Powers became the program’s coach in 2010, has taken his teams to four ACHA Nationals, and last season posted the best record in program history with an overall record of 38-2 – which earned him 2014 National Coach of the Year honors.

His immediate job will be to prepare the program for a three-year period in which it will phase into D-I competition by playing a hybrid schedule this year that includes a combination of D-I and ACHA competition, and then moving into a full D-I schedule in 2016 as an independent.

There are some 60 or so D-I schools that compete in ice hockey, but ASU is the first among the major-conference schools to add a varsity program since Penn State did it in 2012.

This newest addition to the sports line-up at ASU makes it 23 offerings for student-athletes, and Anderson says it was just the right time.
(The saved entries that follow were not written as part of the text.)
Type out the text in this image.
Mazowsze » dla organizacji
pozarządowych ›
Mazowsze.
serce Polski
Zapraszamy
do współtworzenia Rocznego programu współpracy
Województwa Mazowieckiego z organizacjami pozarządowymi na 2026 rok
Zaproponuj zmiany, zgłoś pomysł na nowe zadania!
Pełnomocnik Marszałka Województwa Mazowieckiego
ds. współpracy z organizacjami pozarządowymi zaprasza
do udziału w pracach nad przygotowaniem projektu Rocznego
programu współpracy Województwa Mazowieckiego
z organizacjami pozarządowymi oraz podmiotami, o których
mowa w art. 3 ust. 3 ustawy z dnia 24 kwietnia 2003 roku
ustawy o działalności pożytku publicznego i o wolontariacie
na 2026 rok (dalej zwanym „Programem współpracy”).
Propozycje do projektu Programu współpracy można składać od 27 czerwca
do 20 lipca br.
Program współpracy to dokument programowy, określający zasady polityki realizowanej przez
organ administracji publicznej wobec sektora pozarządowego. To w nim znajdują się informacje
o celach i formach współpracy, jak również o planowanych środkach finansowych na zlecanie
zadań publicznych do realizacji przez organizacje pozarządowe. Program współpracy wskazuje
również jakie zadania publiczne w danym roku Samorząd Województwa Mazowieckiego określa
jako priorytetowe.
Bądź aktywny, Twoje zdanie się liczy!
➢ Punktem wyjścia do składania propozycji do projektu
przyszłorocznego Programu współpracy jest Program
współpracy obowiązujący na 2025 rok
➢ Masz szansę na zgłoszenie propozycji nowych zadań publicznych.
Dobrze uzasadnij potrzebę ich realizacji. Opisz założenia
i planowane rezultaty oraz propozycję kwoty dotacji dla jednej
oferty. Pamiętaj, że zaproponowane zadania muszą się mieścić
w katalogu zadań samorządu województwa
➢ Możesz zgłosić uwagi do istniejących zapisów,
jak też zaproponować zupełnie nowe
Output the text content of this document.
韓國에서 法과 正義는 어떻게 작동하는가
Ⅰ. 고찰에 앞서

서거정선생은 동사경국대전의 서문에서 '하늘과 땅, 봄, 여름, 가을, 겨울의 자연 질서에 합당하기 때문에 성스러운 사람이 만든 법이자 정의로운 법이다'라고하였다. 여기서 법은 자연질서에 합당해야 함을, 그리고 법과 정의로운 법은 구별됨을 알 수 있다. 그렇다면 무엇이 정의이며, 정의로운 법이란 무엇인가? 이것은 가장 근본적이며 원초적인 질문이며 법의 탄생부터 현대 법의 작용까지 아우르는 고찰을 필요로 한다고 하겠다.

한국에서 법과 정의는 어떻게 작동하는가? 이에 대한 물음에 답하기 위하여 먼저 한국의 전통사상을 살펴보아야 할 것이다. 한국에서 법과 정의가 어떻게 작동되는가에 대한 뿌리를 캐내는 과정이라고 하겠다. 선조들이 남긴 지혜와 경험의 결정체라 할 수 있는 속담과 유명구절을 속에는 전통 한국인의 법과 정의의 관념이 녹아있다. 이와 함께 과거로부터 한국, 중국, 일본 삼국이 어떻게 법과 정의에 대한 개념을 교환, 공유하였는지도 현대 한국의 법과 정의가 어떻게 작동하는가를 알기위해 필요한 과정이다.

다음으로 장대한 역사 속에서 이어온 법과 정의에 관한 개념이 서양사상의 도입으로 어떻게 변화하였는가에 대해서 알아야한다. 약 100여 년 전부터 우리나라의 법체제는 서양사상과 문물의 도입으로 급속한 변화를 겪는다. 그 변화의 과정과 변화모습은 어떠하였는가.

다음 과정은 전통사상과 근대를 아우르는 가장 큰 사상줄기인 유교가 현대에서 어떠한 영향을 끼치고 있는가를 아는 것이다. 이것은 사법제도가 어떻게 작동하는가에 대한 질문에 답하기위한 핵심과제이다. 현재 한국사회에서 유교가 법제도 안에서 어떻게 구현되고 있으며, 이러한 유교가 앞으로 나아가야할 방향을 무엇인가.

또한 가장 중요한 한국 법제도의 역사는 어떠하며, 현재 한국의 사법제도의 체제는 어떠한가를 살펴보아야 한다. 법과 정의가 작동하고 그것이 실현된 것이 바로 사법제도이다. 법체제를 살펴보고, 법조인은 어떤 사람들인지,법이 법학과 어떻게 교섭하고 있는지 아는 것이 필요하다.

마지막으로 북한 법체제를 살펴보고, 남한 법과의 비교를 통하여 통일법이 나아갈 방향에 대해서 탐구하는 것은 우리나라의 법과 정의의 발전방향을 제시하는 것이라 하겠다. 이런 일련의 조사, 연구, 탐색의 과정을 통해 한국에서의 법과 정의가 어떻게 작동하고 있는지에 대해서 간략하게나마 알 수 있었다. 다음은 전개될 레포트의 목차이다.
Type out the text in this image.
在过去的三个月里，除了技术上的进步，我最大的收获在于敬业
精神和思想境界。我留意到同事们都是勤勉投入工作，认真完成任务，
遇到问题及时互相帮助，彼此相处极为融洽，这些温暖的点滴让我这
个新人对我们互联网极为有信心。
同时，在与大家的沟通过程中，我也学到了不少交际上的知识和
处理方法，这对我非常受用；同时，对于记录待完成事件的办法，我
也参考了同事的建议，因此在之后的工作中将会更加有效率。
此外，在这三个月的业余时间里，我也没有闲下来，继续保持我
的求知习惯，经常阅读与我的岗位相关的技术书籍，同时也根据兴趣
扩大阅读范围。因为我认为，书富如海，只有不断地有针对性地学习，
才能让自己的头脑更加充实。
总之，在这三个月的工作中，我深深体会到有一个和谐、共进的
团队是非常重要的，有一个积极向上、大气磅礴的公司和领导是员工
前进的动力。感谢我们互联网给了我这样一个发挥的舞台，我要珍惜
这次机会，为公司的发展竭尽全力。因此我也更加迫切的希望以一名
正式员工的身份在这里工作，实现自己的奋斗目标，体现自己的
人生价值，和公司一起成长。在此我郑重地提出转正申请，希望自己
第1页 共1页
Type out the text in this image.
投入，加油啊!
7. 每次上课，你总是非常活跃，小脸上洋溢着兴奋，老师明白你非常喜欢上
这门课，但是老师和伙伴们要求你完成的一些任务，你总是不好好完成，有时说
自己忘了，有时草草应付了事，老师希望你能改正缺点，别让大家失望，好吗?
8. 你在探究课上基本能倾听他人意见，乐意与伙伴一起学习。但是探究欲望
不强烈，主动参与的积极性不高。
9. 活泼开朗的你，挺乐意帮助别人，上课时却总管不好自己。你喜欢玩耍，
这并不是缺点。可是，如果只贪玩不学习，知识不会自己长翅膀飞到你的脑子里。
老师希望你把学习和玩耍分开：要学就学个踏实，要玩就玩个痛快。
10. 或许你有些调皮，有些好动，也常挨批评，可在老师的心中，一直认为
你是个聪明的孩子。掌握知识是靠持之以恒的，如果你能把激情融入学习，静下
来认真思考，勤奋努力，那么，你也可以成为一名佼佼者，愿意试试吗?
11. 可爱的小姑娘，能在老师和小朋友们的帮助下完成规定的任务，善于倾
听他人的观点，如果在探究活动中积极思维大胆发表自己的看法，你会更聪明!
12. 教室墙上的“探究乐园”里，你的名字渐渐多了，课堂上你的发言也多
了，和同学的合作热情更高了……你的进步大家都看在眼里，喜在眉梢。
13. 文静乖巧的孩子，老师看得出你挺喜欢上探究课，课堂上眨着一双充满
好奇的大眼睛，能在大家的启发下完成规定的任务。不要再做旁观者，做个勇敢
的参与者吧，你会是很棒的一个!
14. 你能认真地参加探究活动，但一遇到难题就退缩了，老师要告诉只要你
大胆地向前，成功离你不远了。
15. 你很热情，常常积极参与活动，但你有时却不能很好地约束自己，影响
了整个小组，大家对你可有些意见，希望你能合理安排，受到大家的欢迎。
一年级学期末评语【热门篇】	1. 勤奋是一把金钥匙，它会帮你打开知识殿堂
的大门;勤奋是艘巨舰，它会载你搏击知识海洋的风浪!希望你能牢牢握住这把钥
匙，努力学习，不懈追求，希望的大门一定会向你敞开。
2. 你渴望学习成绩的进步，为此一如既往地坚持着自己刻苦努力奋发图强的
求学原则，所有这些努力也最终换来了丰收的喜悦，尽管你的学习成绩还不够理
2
“We are adding sports at a time when many other institutions are considering cutting varsity sports,” he explained to the media.  “We are adding to ours because we believe that it’s the right thing to do.  We also believe that, as the largest public institution in the country, we should be able to field varsity sports that want to compete with the Ohio States and UCLAs and the Stanfords, who have 30-something varsity sports.”

Anderson also unveiled plans to add another women’s sport, probably for the 2016-17 academic year.  The list of possible sports has been narrowed to just a few and Anderson says the “primary focus” is on la crosse, but rowing (crew) is “also under consideration.”

And that led back to the discussion of money:

“We have what amounts to significant start-up funding,” he noted, but said that “additional revenue streams” will be needed going forward.

“So there’s plenty of work ahead for all of us.”